Zamach na Donalda Trumpa. Były prezydent USA wydał oświadczenie
Przypomnijmy, kandydat Partii Republikańskiej w tegorocznych wyborach prezydenckich został postrzelony w ucho w sobotę podczas wiecu wyborczego w miejscowości Butler w Pensylwanii. Natychmiast do akcji wkroczyli agencji Secret Service. Trump został przez nich otoczony, a następnie przewieziony do szpitala. Zginęły dwie osoby, w tym zamachowiec, a dwie kolejne zostały poważnie ranne. Stan kandydata Republikanów jest dobry. Były prezydent USA wydał już oświadczenie o swoim stanie.
Zostałem postrzelony kulą, która przebiła górną część mojego prawego ucha. Od razu wiedziałem, że coś jest nie tak. Usłyszałem świszczący dźwięk, strzały i natychmiast poczułem, jak kula przebija moją skórę - podał Donald Trump.

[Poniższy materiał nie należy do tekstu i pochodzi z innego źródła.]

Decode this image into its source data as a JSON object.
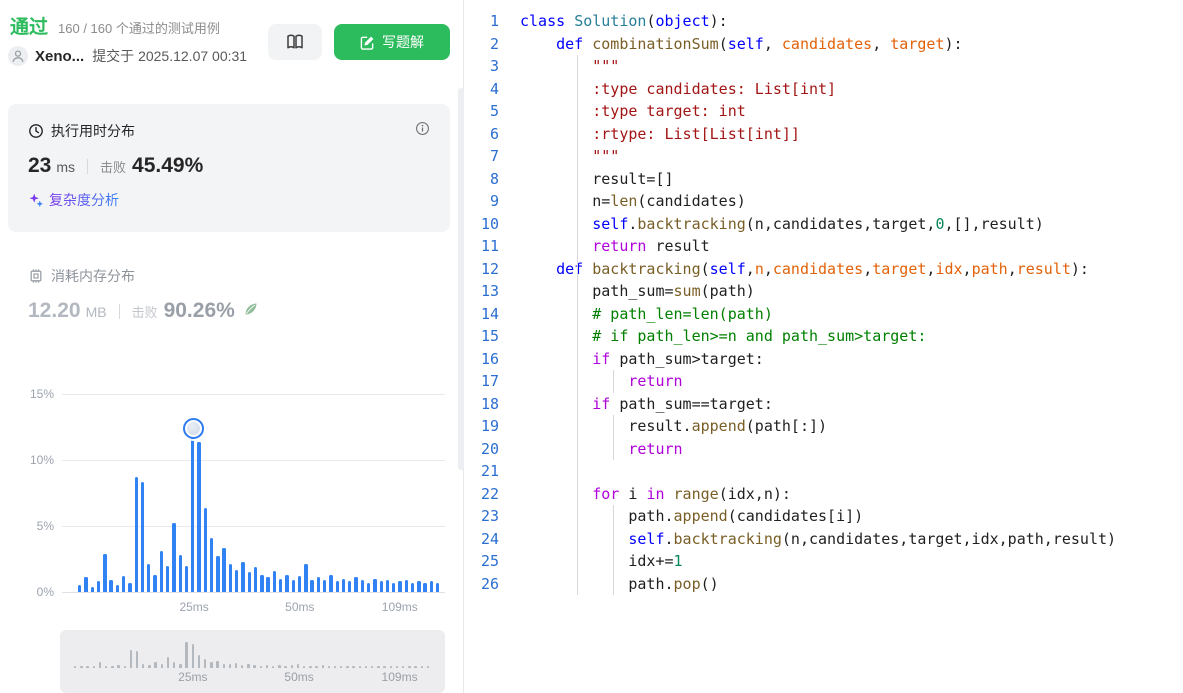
{
  "header": {
    "status": "通过",
    "cases": "160 / 160 个通过的测试用例",
    "username": "Xeno...",
    "submitted": "提交于 2025.12.07 00:31",
    "solution_button": "写题解"
  },
  "runtime": {
    "title": "执行用时分布",
    "value": "23",
    "unit": "ms",
    "beats_label": "击败",
    "beats": "45.49%",
    "complexity_link": "复杂度分析"
  },
  "memory": {
    "title": "消耗内存分布",
    "value": "12.20",
    "unit": "MB",
    "beats_label": "击败",
    "beats": "90.26%"
  },
  "colors": {
    "accent_green": "#2cbb5d",
    "bar_blue": "#3183f3",
    "complexity_gradient": [
      "#7c3aed",
      "#3b82f6"
    ]
  },
  "chart_data": {
    "type": "bar",
    "title": "执行用时分布",
    "x_unit": "ms",
    "ylim": [
      0,
      15.5
    ],
    "grid": true,
    "y_ticks": [
      {
        "label": "15%",
        "value": 15
      },
      {
        "label": "10%",
        "value": 10
      },
      {
        "label": "5%",
        "value": 5
      },
      {
        "label": "0%",
        "value": 0
      }
    ],
    "x_ticks": [
      {
        "label": "25ms",
        "pos": 0.345
      },
      {
        "label": "50ms",
        "pos": 0.621
      },
      {
        "label": "109ms",
        "pos": 0.882
      }
    ],
    "values": [
      0.5,
      1.1,
      0.4,
      0.8,
      2.9,
      0.9,
      0.5,
      1.2,
      0.7,
      8.7,
      8.3,
      2.1,
      1.3,
      3.1,
      2.0,
      5.2,
      2.8,
      2.0,
      12.4,
      11.4,
      6.4,
      4.1,
      2.7,
      3.3,
      2.1,
      1.7,
      2.3,
      1.5,
      1.9,
      1.3,
      1.1,
      1.6,
      1.0,
      1.3,
      0.9,
      1.2,
      2.1,
      0.9,
      1.1,
      0.9,
      1.3,
      0.8,
      1.0,
      0.8,
      1.1,
      0.9,
      0.7,
      1.0,
      0.8,
      0.9,
      0.7,
      0.8,
      0.9,
      0.7,
      0.8,
      0.7,
      0.8,
      0.7
    ],
    "marker_index": 18
  },
  "code": {
    "lines": [
      [
        [
          "kw",
          "class"
        ],
        [
          "p",
          " "
        ],
        [
          "cls",
          "Solution"
        ],
        [
          "p",
          "("
        ],
        [
          "kw",
          "object"
        ],
        [
          "p",
          "):"
        ]
      ],
      [
        [
          "p",
          "    "
        ],
        [
          "kw",
          "def"
        ],
        [
          "p",
          " "
        ],
        [
          "fn",
          "combinationSum"
        ],
        [
          "p",
          "("
        ],
        [
          "kw",
          "self"
        ],
        [
          "p",
          ", "
        ],
        [
          "prm",
          "candidates"
        ],
        [
          "p",
          ", "
        ],
        [
          "prm",
          "target"
        ],
        [
          "p",
          "):"
        ]
      ],
      [
        [
          "str",
          "        \"\"\""
        ]
      ],
      [
        [
          "str",
          "        :type candidates: List[int]"
        ]
      ],
      [
        [
          "str",
          "        :type target: int"
        ]
      ],
      [
        [
          "str",
          "        :rtype: List[List[int]]"
        ]
      ],
      [
        [
          "str",
          "        \"\"\""
        ]
      ],
      [
        [
          "p",
          "        result=[]"
        ]
      ],
      [
        [
          "p",
          "        n="
        ],
        [
          "fn",
          "len"
        ],
        [
          "p",
          "(candidates)"
        ]
      ],
      [
        [
          "p",
          "        "
        ],
        [
          "kw",
          "self"
        ],
        [
          "p",
          "."
        ],
        [
          "fn",
          "backtracking"
        ],
        [
          "p",
          "(n,candidates,target,"
        ],
        [
          "num",
          "0"
        ],
        [
          "p",
          ",[],result)"
        ]
      ],
      [
        [
          "p",
          "        "
        ],
        [
          "ctrl",
          "return"
        ],
        [
          "p",
          " result"
        ]
      ],
      [
        [
          "p",
          "    "
        ],
        [
          "kw",
          "def"
        ],
        [
          "p",
          " "
        ],
        [
          "fn",
          "backtracking"
        ],
        [
          "p",
          "("
        ],
        [
          "kw",
          "self"
        ],
        [
          "p",
          ","
        ],
        [
          "prm",
          "n"
        ],
        [
          "p",
          ","
        ],
        [
          "prm",
          "candidates"
        ],
        [
          "p",
          ","
        ],
        [
          "prm",
          "target"
        ],
        [
          "p",
          ","
        ],
        [
          "prm",
          "idx"
        ],
        [
          "p",
          ","
        ],
        [
          "prm",
          "path"
        ],
        [
          "p",
          ","
        ],
        [
          "prm",
          "result"
        ],
        [
          "p",
          "):"
        ]
      ],
      [
        [
          "p",
          "        path_sum="
        ],
        [
          "fn",
          "sum"
        ],
        [
          "p",
          "(path)"
        ]
      ],
      [
        [
          "com",
          "        # path_len=len(path)"
        ]
      ],
      [
        [
          "com",
          "        # if path_len>=n and path_sum>target:"
        ]
      ],
      [
        [
          "p",
          "        "
        ],
        [
          "ctrl",
          "if"
        ],
        [
          "p",
          " path_sum>target:"
        ]
      ],
      [
        [
          "p",
          "            "
        ],
        [
          "ctrl",
          "return"
        ]
      ],
      [
        [
          "p",
          "        "
        ],
        [
          "ctrl",
          "if"
        ],
        [
          "p",
          " path_sum==target:"
        ]
      ],
      [
        [
          "p",
          "            result."
        ],
        [
          "fn",
          "append"
        ],
        [
          "p",
          "(path[:])"
        ]
      ],
      [
        [
          "p",
          "            "
        ],
        [
          "ctrl",
          "return"
        ]
      ],
      [],
      [
        [
          "p",
          "        "
        ],
        [
          "ctrl",
          "for"
        ],
        [
          "p",
          " i "
        ],
        [
          "ctrl",
          "in"
        ],
        [
          "p",
          " "
        ],
        [
          "fn",
          "range"
        ],
        [
          "p",
          "(idx,n):"
        ]
      ],
      [
        [
          "p",
          "            path."
        ],
        [
          "fn",
          "append"
        ],
        [
          "p",
          "(candidates[i])"
        ]
      ],
      [
        [
          "p",
          "            "
        ],
        [
          "kw",
          "self"
        ],
        [
          "p",
          "."
        ],
        [
          "fn",
          "backtracking"
        ],
        [
          "p",
          "(n,candidates,target,idx,path,result)"
        ]
      ],
      [
        [
          "p",
          "            idx+="
        ],
        [
          "num",
          "1"
        ]
      ],
      [
        [
          "p",
          "            path."
        ],
        [
          "fn",
          "pop"
        ],
        [
          "p",
          "()"
        ]
      ]
    ]
  }
}
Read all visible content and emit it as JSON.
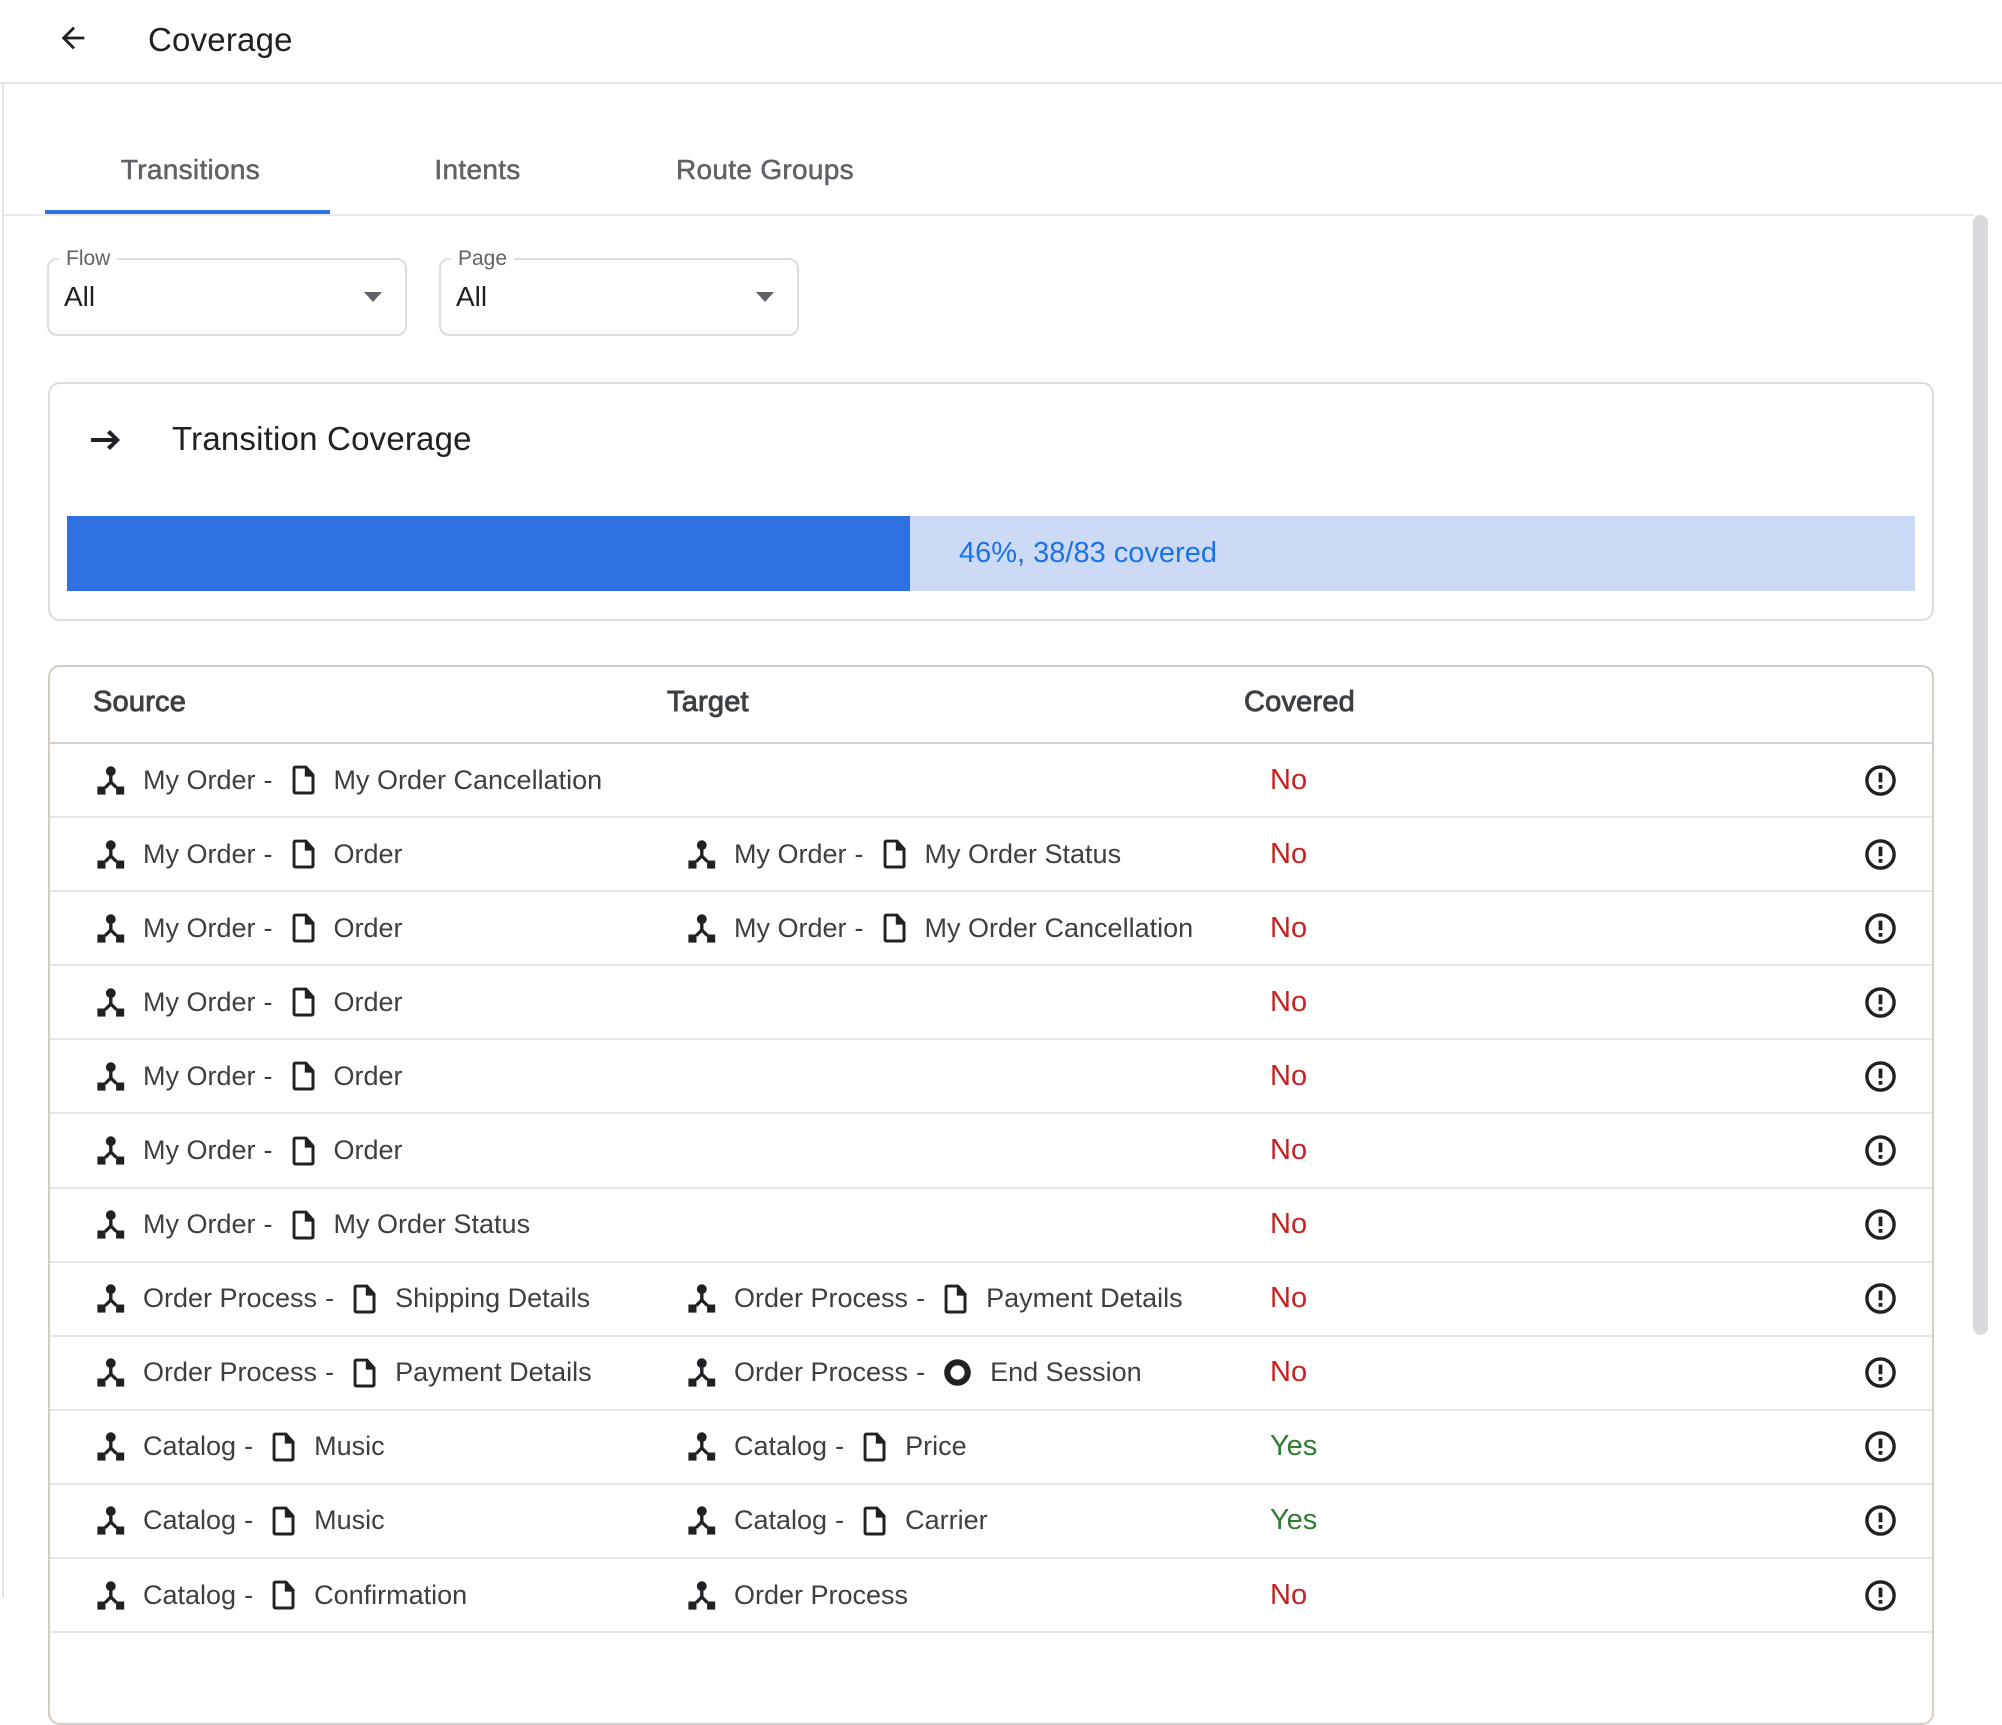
{
  "colors": {
    "accent_blue": "#1a73e8",
    "bar_blue": "#3071e2",
    "bar_track": "#ccdaf5",
    "no_red": "#c5221f",
    "yes_green": "#2e7d32"
  },
  "header": {
    "title": "Coverage"
  },
  "tabs": [
    {
      "label": "Transitions",
      "active": true
    },
    {
      "label": "Intents",
      "active": false
    },
    {
      "label": "Route Groups",
      "active": false
    }
  ],
  "filters": {
    "flow": {
      "label": "Flow",
      "value": "All"
    },
    "page": {
      "label": "Page",
      "value": "All"
    }
  },
  "coverage_card": {
    "title": "Transition Coverage",
    "percent": 46,
    "fill_percent": 45.6,
    "progress_label": "46%, 38/83 covered"
  },
  "table": {
    "columns": {
      "source": "Source",
      "target": "Target",
      "covered": "Covered"
    },
    "rows": [
      {
        "source": {
          "flow": "My Order",
          "page": "My Order Cancellation"
        },
        "target": null,
        "covered": "No"
      },
      {
        "source": {
          "flow": "My Order",
          "page": "Order"
        },
        "target": {
          "flow": "My Order",
          "page": "My Order Status"
        },
        "covered": "No"
      },
      {
        "source": {
          "flow": "My Order",
          "page": "Order"
        },
        "target": {
          "flow": "My Order",
          "page": "My Order Cancellation"
        },
        "covered": "No"
      },
      {
        "source": {
          "flow": "My Order",
          "page": "Order"
        },
        "target": null,
        "covered": "No"
      },
      {
        "source": {
          "flow": "My Order",
          "page": "Order"
        },
        "target": null,
        "covered": "No"
      },
      {
        "source": {
          "flow": "My Order",
          "page": "Order"
        },
        "target": null,
        "covered": "No"
      },
      {
        "source": {
          "flow": "My Order",
          "page": "My Order Status"
        },
        "target": null,
        "covered": "No"
      },
      {
        "source": {
          "flow": "Order Process",
          "page": "Shipping Details"
        },
        "target": {
          "flow": "Order Process",
          "page": "Payment Details"
        },
        "covered": "No"
      },
      {
        "source": {
          "flow": "Order Process",
          "page": "Payment Details"
        },
        "target": {
          "flow": "Order Process",
          "page": "End Session",
          "page_icon": "end-session"
        },
        "covered": "No"
      },
      {
        "source": {
          "flow": "Catalog",
          "page": "Music"
        },
        "target": {
          "flow": "Catalog",
          "page": "Price"
        },
        "covered": "Yes"
      },
      {
        "source": {
          "flow": "Catalog",
          "page": "Music"
        },
        "target": {
          "flow": "Catalog",
          "page": "Carrier"
        },
        "covered": "Yes"
      },
      {
        "source": {
          "flow": "Catalog",
          "page": "Confirmation"
        },
        "target": {
          "flow": "Order Process"
        },
        "covered": "No"
      }
    ]
  }
}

Były prezydenta USA podziękował także służbom specjalnym i wszystkim organom ścigania za szybką reakcję podczas strzelaniny. Złożył także kondolencję rodzinie osoby, która zginęła na wiecu, a także rodzinie osoby, która została ciężko ranna.
Donald Trump postrzelony. FBI podaje więcej informacji na temat strzelca
Federalne Biuro Śledcze (FBI) poinformowało w niedzielę, że 20-letni mieszkaniec stanu Pensylwania Thomas Matthew Crooks to "osoba zamieszana" w nieudany zamach na byłego prezydenta USA Donalda Trumpa.
Jak podało FBI, Crooks mieszkał w Bethel Park pod Pittsburghiem w Pensylwanii.
Gazeta "Washington Post" podaje, powołując się na rejestr wyborców w tym stanie, że Cooks był wyborcą Partii Republikańskiej. Według agencji AP raporty dotyczące finansów kampanii wyborczej pokazują, że 20 stycznia 2021 r., czyli w dniu zaprzysiężenia Joe Bidena na prezydenta USA, mężczyzna przekazał 15 dolarów na rzecz komitetu akcji politycznej (PAC) wspierającego Partię Demokratyczną.